Angst als eigenständige Erkrankung wird in dem Kapitel »Angststörungen« beschrieben, siehe Seite 199 ff.
Psychiatrische Erkrankungen
Wer, wenn nicht diejenigen unter ihnen, die ein schweres Los getroffen hat, könnte besser bezeugen, dass unsere Kraft weiter reicht als unser Unglück, dass man, um vieles beraubt, sich zu erheben weiß, dass man enttäuscht, und das heißt ohne Täuschung, zu leben vermag.
Ingeborg Bachmann
Wie in der Einleitung erwähnt, sind es die gleichen seelischen (psychischen) Erkrankungen, an denen Menschen mit und Menschen ohne Intelligenzminderung erkranken. Die eingeschränkte Kommunikationsmöglichkeit vieler Betroffener »verschleiert« oft das eigentliche Geschehen.
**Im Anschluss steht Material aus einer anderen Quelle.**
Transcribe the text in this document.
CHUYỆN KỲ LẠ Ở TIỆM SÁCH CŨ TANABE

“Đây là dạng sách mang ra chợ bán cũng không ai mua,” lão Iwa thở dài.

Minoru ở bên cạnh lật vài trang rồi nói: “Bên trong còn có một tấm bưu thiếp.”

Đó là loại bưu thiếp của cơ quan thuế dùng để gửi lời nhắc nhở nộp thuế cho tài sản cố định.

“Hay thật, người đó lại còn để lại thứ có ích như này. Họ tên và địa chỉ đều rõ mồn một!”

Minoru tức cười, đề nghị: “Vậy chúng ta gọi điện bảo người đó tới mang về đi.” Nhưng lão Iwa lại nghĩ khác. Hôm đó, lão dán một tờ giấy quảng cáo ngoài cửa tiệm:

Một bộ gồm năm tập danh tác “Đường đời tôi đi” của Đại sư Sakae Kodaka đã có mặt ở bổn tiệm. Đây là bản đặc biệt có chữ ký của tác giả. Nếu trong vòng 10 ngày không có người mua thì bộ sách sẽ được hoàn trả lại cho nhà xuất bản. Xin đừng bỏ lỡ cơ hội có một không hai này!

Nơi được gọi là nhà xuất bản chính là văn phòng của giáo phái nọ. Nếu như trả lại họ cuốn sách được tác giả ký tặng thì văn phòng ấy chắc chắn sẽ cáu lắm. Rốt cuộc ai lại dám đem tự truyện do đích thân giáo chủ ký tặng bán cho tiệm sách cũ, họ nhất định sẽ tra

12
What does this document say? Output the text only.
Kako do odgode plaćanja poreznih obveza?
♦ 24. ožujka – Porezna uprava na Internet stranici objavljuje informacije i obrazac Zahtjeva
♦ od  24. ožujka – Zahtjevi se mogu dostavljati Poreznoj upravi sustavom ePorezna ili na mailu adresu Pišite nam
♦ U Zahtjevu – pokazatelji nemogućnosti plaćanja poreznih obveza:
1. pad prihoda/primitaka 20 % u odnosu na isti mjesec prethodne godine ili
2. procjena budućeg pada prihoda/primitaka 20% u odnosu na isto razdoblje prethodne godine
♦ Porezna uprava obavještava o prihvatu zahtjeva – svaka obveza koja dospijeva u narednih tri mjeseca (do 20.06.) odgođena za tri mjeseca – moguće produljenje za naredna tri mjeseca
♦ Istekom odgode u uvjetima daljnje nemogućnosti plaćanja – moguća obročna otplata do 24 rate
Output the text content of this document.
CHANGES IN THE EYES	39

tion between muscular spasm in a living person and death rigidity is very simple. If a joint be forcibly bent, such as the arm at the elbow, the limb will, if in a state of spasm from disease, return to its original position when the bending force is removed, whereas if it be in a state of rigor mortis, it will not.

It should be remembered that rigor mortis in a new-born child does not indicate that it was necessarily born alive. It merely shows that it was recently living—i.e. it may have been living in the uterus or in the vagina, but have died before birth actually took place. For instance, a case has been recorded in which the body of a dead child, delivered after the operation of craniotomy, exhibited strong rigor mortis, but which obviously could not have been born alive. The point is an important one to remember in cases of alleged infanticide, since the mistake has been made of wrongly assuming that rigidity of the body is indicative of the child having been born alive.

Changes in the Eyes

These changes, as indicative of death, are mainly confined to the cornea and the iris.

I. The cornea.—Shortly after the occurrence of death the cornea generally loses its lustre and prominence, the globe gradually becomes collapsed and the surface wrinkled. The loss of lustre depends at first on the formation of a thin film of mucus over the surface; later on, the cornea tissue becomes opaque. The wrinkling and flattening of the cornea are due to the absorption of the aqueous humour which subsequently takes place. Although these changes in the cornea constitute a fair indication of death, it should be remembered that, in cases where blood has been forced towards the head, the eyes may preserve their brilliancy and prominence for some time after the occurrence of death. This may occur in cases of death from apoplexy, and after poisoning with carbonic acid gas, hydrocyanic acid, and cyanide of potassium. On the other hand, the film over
Hinsichtlich der einzelnen Krankheitsbilder möchte ich zunächst einen allgemeinen Überblick über diese jeweilige Erkrankung geben: Erscheinungsformen, Grundsymptome – ein Basiswissen. Da die Symptomatik des jeweiligen Krankheitsbildes nicht immer unmittelbar erkennbar ist, gilt es darüber hinaus, die besonderen Erscheinungsformen jeder bekannten seelischen Erkrankung bei Menschen mit intellektuellen Beeinträchtigungen herauszuarbeiten, und dies beinhaltet insbesondere auch, die erforderlichen spezifischen diagnostischen Zugänge darzustellen.
»Blick von außen« und »Blick von innen«
Meine Schilderung folgt dabei einem Weg, den ich auch in der jeweiligen Beratung von Betroffenen zu verfolgen versuche. So gilt es zunächst, zwei unterschiedliche Blickwinkel zusammenzuführen – den Blick »von außen« und den Blick »von innen«. Der Blick »von außen« meint: Was sehe ich – als Angehöriger, als Heilpädagoge oder Sozialtherapeut, als Arzt oder Therapeut? Was zeigt mir der andere durch sein Verhalten ebenso wie durch seine Äußerungen?